CVS Renames Itself CVS
Health as It Ends Sale of
Tobacco Products
Retail Chain Hopes Move to Drop Cigarettes
Will Help It Win Other Business
Updated Sept. 3, 2014 7:37 a.m. ET
The company's new name is CVS Health. Pictured, a CVS in February. Andrew Hinderaker for The Wall Street Journal
CVS Caremark Corp. emerged from its seven-month purge of tobacco products with a new corporate name: CVS Health.
The retail chain and pharmacy-benefits manager unveiled the new moniker Wednesday, coinciding with the sale of its last tobacco product at its 7,700 pharmacies, one month ahead of schedule. In February CVS said it would rid all of its stores of tobacco products by Oct. 1, forgoing around $2 billion in annual sales.
The financial risk was balanced by the hope that being the first major pharmacy chain to stop selling tobacco would create a public relations halo. CVS is banking that the distinction can help it win business in other parts of the company, like administering prescription-drug programs for clients, and position it as a broader provider of basic health services.
"While there's never a right time to walk away from $2 billion in revenue, this was the right time," CVS President and Chief Executive Larry Merlo said in an interview. "Eliminating this obstacle will allow our company to grow over the long term."

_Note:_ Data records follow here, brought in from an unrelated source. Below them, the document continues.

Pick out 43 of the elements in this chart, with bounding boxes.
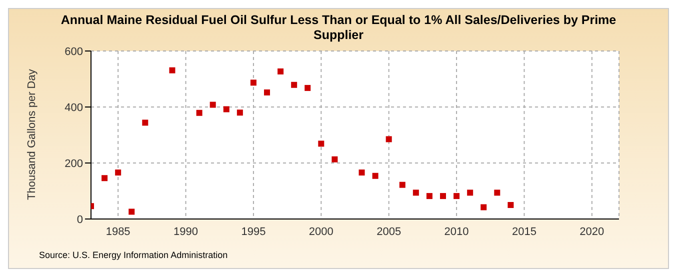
- x-tick-label: 2010: [444, 226, 469, 238]
- point: [467, 190, 474, 196]
- x-tick-label: 2015: [512, 226, 536, 238]
- point: [278, 68, 284, 74]
- y-tick-label: 200: [64, 158, 83, 170]
- x-tick-label: 2005: [376, 226, 402, 238]
- point: [169, 67, 176, 74]
- point: [304, 84, 311, 91]
- point: [250, 80, 256, 86]
- point: [142, 120, 148, 126]
- point: [412, 190, 419, 196]
- point: [236, 110, 243, 116]
- point: [332, 156, 338, 162]
- chart-title: Annual Maine Residual Fuel Oil Sulfur Less Than or Equal to 1% All Sales/Deliveries by Prime Supplier: [60, 12, 618, 43]
- y-tick-label: 400: [64, 102, 83, 114]
- point: [372, 172, 378, 179]
- point: [494, 190, 500, 196]
- x-tick-label: 1985: [106, 226, 130, 238]
- point: [128, 208, 135, 215]
- point: [358, 170, 365, 176]
- point: [399, 182, 406, 188]
- point: [102, 175, 108, 182]
- y-axis-title: Thousand Gallons per Day: [26, 68, 38, 200]
- point: [291, 82, 298, 88]
- x-tick-label: 2020: [580, 226, 604, 238]
- point: [115, 170, 122, 176]
- point: [454, 193, 460, 200]
- point: [210, 102, 216, 108]
- source-note: Source: U.S. Energy Information Administration: [39, 250, 228, 260]
- point: [508, 202, 514, 208]
- y-tick-label: 600: [64, 46, 83, 58]
- point: [440, 193, 446, 200]
- x-tick-label: 1990: [174, 226, 198, 238]
- point: [426, 193, 432, 200]
- point: [196, 110, 202, 116]
- point: [480, 204, 487, 210]
- point: [223, 106, 230, 112]
- y-tick-label: 0: [76, 214, 83, 226]
- point: [264, 89, 270, 96]
- x-tick-label: 2000: [308, 226, 334, 238]
- point: [386, 136, 392, 142]
- point: [318, 140, 324, 147]
- x-tick-label: 1995: [241, 226, 266, 238]
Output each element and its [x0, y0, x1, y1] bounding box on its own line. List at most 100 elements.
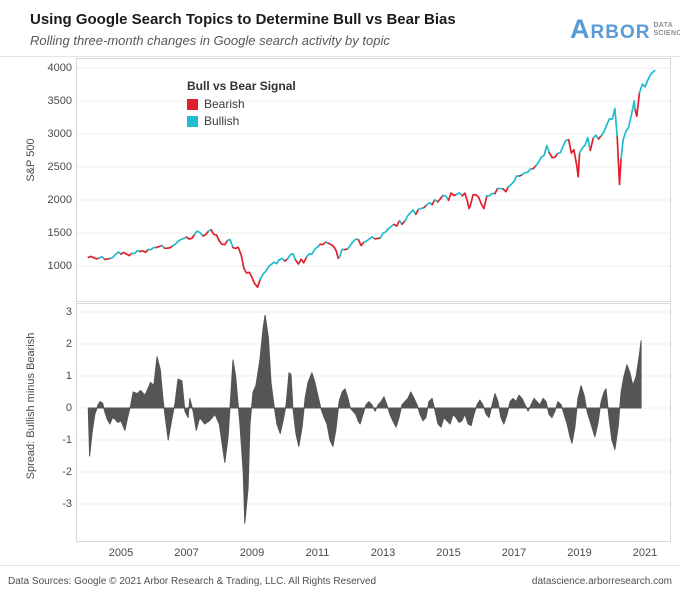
bullish-segment[interactable]	[346, 238, 360, 250]
bearish-segment[interactable]	[392, 219, 401, 227]
bearish-segment[interactable]	[447, 192, 458, 202]
bearish-segment[interactable]	[414, 208, 420, 216]
bullish-segment[interactable]	[286, 252, 297, 261]
bearish-segment[interactable]	[232, 246, 262, 289]
x-tick-label: 2017	[501, 547, 527, 559]
top-y-tick-label: 1500	[47, 227, 72, 239]
spread-area-chart[interactable]	[76, 303, 671, 542]
arbor-logo: ARBOR DATA SCIENCE	[570, 16, 680, 43]
bearish-segment[interactable]	[567, 138, 581, 178]
top-y-tick-label: 2500	[47, 161, 72, 173]
bullish-segment[interactable]	[404, 209, 417, 222]
bearish-segment[interactable]	[461, 192, 488, 210]
bearish-segment[interactable]	[494, 187, 499, 195]
x-tick-label: 2021	[632, 547, 658, 559]
bearish-segment[interactable]	[163, 245, 174, 250]
x-tick-label: 2011	[305, 547, 330, 559]
spread-area[interactable]	[87, 314, 642, 524]
bearish-segment[interactable]	[319, 241, 327, 246]
bearish-segment[interactable]	[373, 237, 382, 240]
bullish-segment[interactable]	[130, 249, 141, 255]
bullish-segment[interactable]	[425, 201, 433, 206]
bearish-segment[interactable]	[210, 228, 229, 246]
bullish-segment[interactable]	[109, 251, 122, 260]
bullish-segment[interactable]	[338, 248, 346, 259]
bearish-segment[interactable]	[589, 136, 595, 152]
bottom-y-tick-label: 1	[65, 370, 72, 382]
bullish-segment[interactable]	[455, 192, 464, 197]
top-y-tick-label: 4000	[47, 62, 72, 74]
sp500-price-line[interactable]	[87, 69, 656, 289]
x-tick-label: 2007	[174, 547, 199, 559]
bottom-y-tick-label: -2	[62, 466, 72, 478]
bullish-segment[interactable]	[363, 236, 376, 243]
page-title: Using Google Search Topics to Determine …	[30, 11, 456, 28]
bullish-segment[interactable]	[638, 69, 656, 94]
x-tick-label: 2019	[567, 547, 592, 559]
footer-attribution: Data Sources: Google © 2021 Arbor Resear…	[8, 576, 377, 587]
bullish-segment[interactable]	[193, 230, 204, 237]
signal-legend: Bull vs Bear Signal Bearish Bullish	[187, 79, 296, 131]
top-y-tick-label: 2000	[47, 194, 72, 206]
top-y-tick-label: 3500	[47, 95, 72, 107]
arbor-logo-tagline: DATA SCIENCE	[653, 22, 680, 38]
bullish-segment[interactable]	[171, 236, 188, 247]
bullish-segment[interactable]	[578, 136, 592, 155]
arbor-logo-initial: A	[570, 14, 591, 44]
bullish-segment[interactable]	[98, 255, 106, 261]
footer-divider	[0, 565, 680, 566]
bearish-swatch-icon	[187, 98, 198, 110]
page-subtitle: Rolling three-month changes in Google se…	[30, 33, 390, 48]
bullish-segment[interactable]	[259, 257, 286, 281]
top-y-tick-label: 1000	[47, 260, 72, 272]
bottom-y-tick-label: 0	[65, 402, 72, 414]
bullish-segment[interactable]	[417, 206, 425, 211]
bullish-segment[interactable]	[620, 100, 637, 160]
bearish-segment[interactable]	[87, 255, 100, 260]
bearish-segment[interactable]	[155, 244, 163, 249]
bullish-segment[interactable]	[521, 167, 534, 176]
bearish-segment[interactable]	[616, 136, 622, 186]
bearish-segment[interactable]	[634, 92, 641, 118]
bearish-segment[interactable]	[436, 194, 444, 203]
arbor-logo-wordmark: ARBOR	[570, 16, 650, 43]
sp500-signal-chart[interactable]	[76, 58, 671, 302]
bullish-segment[interactable]	[379, 223, 395, 239]
x-tick-label: 2013	[370, 547, 396, 559]
bearish-segment[interactable]	[357, 238, 365, 247]
bullish-segment[interactable]	[507, 175, 521, 188]
arbor-logo-tag-line1: DATA	[653, 21, 674, 29]
bearish-segment[interactable]	[202, 230, 210, 237]
bearish-segment[interactable]	[185, 233, 196, 240]
bullish-segment[interactable]	[442, 194, 450, 202]
bearish-segment[interactable]	[327, 242, 341, 259]
legend-title: Bull vs Bear Signal	[187, 79, 296, 93]
legend-label-bullish: Bullish	[204, 114, 240, 128]
header-divider	[0, 56, 680, 57]
panel-border	[76, 303, 671, 542]
bullish-segment[interactable]	[535, 144, 551, 167]
bullish-segment[interactable]	[600, 107, 619, 138]
footer-website: datascience.arborresearch.com	[531, 576, 672, 587]
bullish-segment[interactable]	[556, 138, 570, 155]
bottom-y-tick-label: 3	[65, 306, 72, 318]
bullish-segment[interactable]	[592, 134, 600, 140]
bullish-segment[interactable]	[305, 243, 321, 258]
bullish-segment[interactable]	[485, 192, 496, 197]
bearish-segment[interactable]	[120, 251, 133, 257]
bullish-segment[interactable]	[226, 238, 234, 249]
bearish-segment[interactable]	[502, 186, 510, 193]
bottom-y-tick-label: 2	[65, 338, 72, 350]
legend-label-bearish: Bearish	[204, 97, 245, 111]
legend-item-bearish[interactable]: Bearish	[187, 97, 296, 111]
bearish-segment[interactable]	[431, 198, 436, 206]
x-tick-label: 2009	[239, 547, 265, 559]
x-tick-label: 2005	[108, 547, 134, 559]
bearish-segment[interactable]	[139, 248, 150, 254]
bullish-segment[interactable]	[147, 246, 158, 251]
bearish-segment[interactable]	[548, 152, 559, 159]
top-y-tick-label: 3000	[47, 128, 72, 140]
bearish-segment[interactable]	[294, 255, 308, 265]
bearish-segment[interactable]	[103, 257, 112, 261]
legend-item-bullish[interactable]: Bullish	[187, 114, 296, 128]
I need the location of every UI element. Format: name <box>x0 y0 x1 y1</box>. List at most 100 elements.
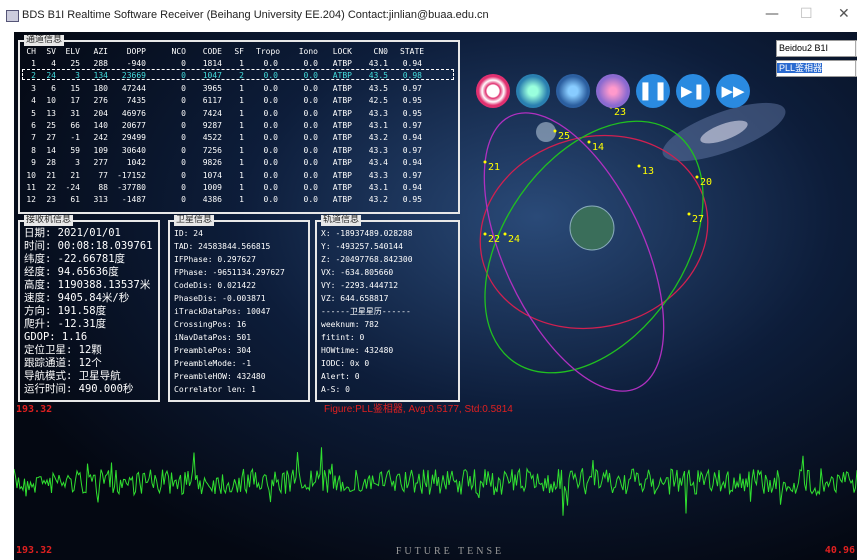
info-line: A-S: 0 <box>321 385 350 394</box>
sky-plot: 23 25 14 21 13 20 27 22 24 <box>479 102 786 392</box>
info-line: 高度: 1190388.13537米 <box>24 279 151 291</box>
table-cell: 0.0 <box>303 158 318 168</box>
table-cell: 0.0 <box>263 183 278 192</box>
table-cell: 9 <box>31 158 36 168</box>
table-cell: 88 <box>98 183 108 192</box>
table-cell: -1487 <box>121 195 146 205</box>
table-cell: 140 <box>93 121 108 130</box>
table-cell: 6 <box>31 121 36 130</box>
table-cell: 242 <box>93 133 108 143</box>
fast-forward-button[interactable]: ▶▶ <box>716 74 750 108</box>
table-cell: 0.95 <box>402 195 422 205</box>
network-button[interactable] <box>596 74 630 108</box>
table-cell: 4 <box>51 59 56 68</box>
table-cell: ATBP <box>332 133 352 143</box>
table-cell: 1 <box>239 108 244 118</box>
select-text: PLL鉴相器 <box>777 63 823 73</box>
record-button[interactable] <box>476 74 510 108</box>
satellite-label: 24 <box>508 234 520 245</box>
figure-select[interactable]: PLL鉴相器 ▼ <box>776 60 857 77</box>
orbit-purple <box>483 112 665 392</box>
table-cell: 0.0 <box>263 195 278 205</box>
table-cell: 47244 <box>121 83 146 93</box>
galaxy-core <box>700 120 748 144</box>
table-header: Iono <box>298 47 318 56</box>
table-cell: 0.0 <box>263 145 278 155</box>
globe-button[interactable] <box>516 74 550 108</box>
table-cell: 0.0 <box>263 158 278 168</box>
select-text: Beidou2 B1I <box>779 43 829 53</box>
table-cell: 1 <box>239 83 244 93</box>
table-cell: 13 <box>46 108 56 118</box>
table-cell: 1 <box>239 59 244 68</box>
info-line: iTrackDataPos: 10047 <box>174 307 271 316</box>
table-cell: 0.0 <box>303 195 318 205</box>
table-cell: 1 <box>239 158 244 168</box>
minimize-button[interactable]: — <box>765 6 779 22</box>
satellite-dot <box>483 160 487 164</box>
table-cell: 0 <box>181 108 186 118</box>
table-cell: 1 <box>239 183 244 192</box>
table-cell: ATBP <box>332 71 352 81</box>
table-cell: 0.0 <box>303 96 318 106</box>
panel-title: 卫星信息 <box>174 215 215 226</box>
waveform-plot: 193.32 193.32 40.96 Figure:PLL鉴相器, Avg:0… <box>14 402 857 557</box>
satellite-dot <box>483 232 487 236</box>
table-cell: 0 <box>181 145 186 155</box>
close-button[interactable]: ✕ <box>838 6 850 22</box>
panel-title: 通道信息 <box>24 35 65 46</box>
table-cell: 0.97 <box>402 121 422 130</box>
table-cell: 0 <box>181 170 186 180</box>
footer-text: FUTURE TENSE <box>396 546 504 557</box>
table-cell: 5 <box>31 108 36 118</box>
maximize-button[interactable]: ☐ <box>800 6 813 22</box>
table-cell: 0.0 <box>263 83 278 93</box>
satellite-panel: 卫星信息 ID: 24 TAD: 24583844.566815 IFPhase: 0… <box>168 215 310 402</box>
selected-row <box>22 69 454 81</box>
waveform-bottom-label: 193.32 <box>16 545 52 556</box>
table-cell: ATBP <box>332 183 352 192</box>
info-line: ID: 24 <box>174 229 203 238</box>
table-cell: 59 <box>70 145 80 155</box>
table-cell: 0.0 <box>263 71 278 81</box>
info-line: 跟踪通道: 12个 <box>24 357 102 369</box>
table-cell: 2 <box>239 71 244 81</box>
info-line: PreambleHOW: 432480 <box>174 372 266 381</box>
table-cell: 0.0 <box>303 133 318 143</box>
table-cell: 25 <box>70 59 80 68</box>
app-icon <box>6 10 19 22</box>
satellite-label: 23 <box>614 107 626 118</box>
table-cell: 3 <box>31 83 36 93</box>
table-cell: 25 <box>46 121 56 130</box>
info-line: iNavDataPos: 501 <box>174 333 252 342</box>
system-select[interactable]: Beidou2 B1I ▼ <box>776 40 857 57</box>
table-cell: 0.0 <box>263 170 278 180</box>
table-cell: ATBP <box>332 158 352 168</box>
step-button[interactable]: ▶❚ <box>676 74 710 108</box>
satellite-label: 13 <box>642 166 654 177</box>
table-cell: 0 <box>181 96 186 106</box>
pause-button[interactable]: ❚❚ <box>636 74 670 108</box>
table-cell: 27 <box>46 133 56 143</box>
table-header: STATE <box>400 47 425 56</box>
waveform-top-label: 193.32 <box>16 404 52 415</box>
panel-title: 接收机信息 <box>24 215 74 226</box>
table-cell: 0.0 <box>303 145 318 155</box>
info-line: TAD: 24583844.566815 <box>174 242 271 251</box>
window-title: BDS B1I Realtime Software Receiver (Beih… <box>22 9 489 21</box>
table-cell: 0 <box>181 83 186 93</box>
location-button[interactable] <box>556 74 590 108</box>
title-bar: BDS B1I Realtime Software Receiver (Beih… <box>0 0 857 32</box>
table-cell: 276 <box>93 96 108 106</box>
table-cell: 0.94 <box>402 59 422 68</box>
table-cell: 43.5 <box>368 71 388 81</box>
table-cell: 24 <box>46 71 56 81</box>
table-header: ELV <box>65 47 80 56</box>
table-header: SF <box>234 47 244 56</box>
info-line: 运行时间: 490.000秒 <box>24 383 134 395</box>
orbit-panel: 轨道信息 X: -18937489.028288 Y: -493257.540144… <box>315 215 460 402</box>
select-arrow: ▼ <box>855 61 857 76</box>
table-cell: 6 <box>51 83 56 93</box>
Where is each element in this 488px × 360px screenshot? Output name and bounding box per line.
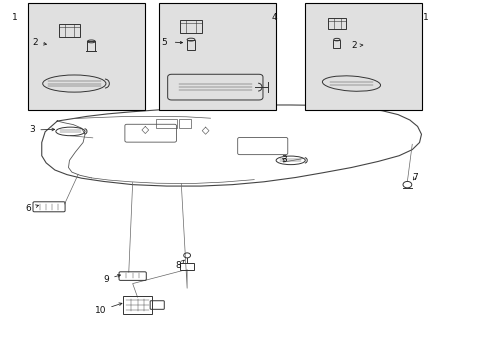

It is unclear whether the move has yielded any financial benefits to the pharmacy chain. None of the other national pharmacy chains have followed CVS to drop cigarettes.
Walgreen Co. , the largest pharmacy chain in the U.S., said that just 4% of tobacco products are sold at pharmacies, and believes that not selling tobacco will have little effect on use since shoppers can go to places like dollar stores, which have added cigarettes in recent years. As it continues to sell cigarettes and other tobacco products, Walgreen said it will focus on offering products and programs that help people quit smoking
CVS, in a study released Wednesday, said that in Boston and San Francisco, where tobacco sales were banned at retailers with pharmacies, the number of people buying tobacco fell 13.3%, showing that a widespread effort is more effective at getting people to quit.
CVS plans to use the space vacated by tobacco products behind the cash registers to advertise the fact that it is no longer selling the products, Helena Foulkes, president of the pharmacy division said. Some of that space will also be used for products that help smokers quit.
One product CVS doesn't plan to carry is electronic cigarettes. "We don't think it's consistent with everything that we've talked about," Mr. Merlo said.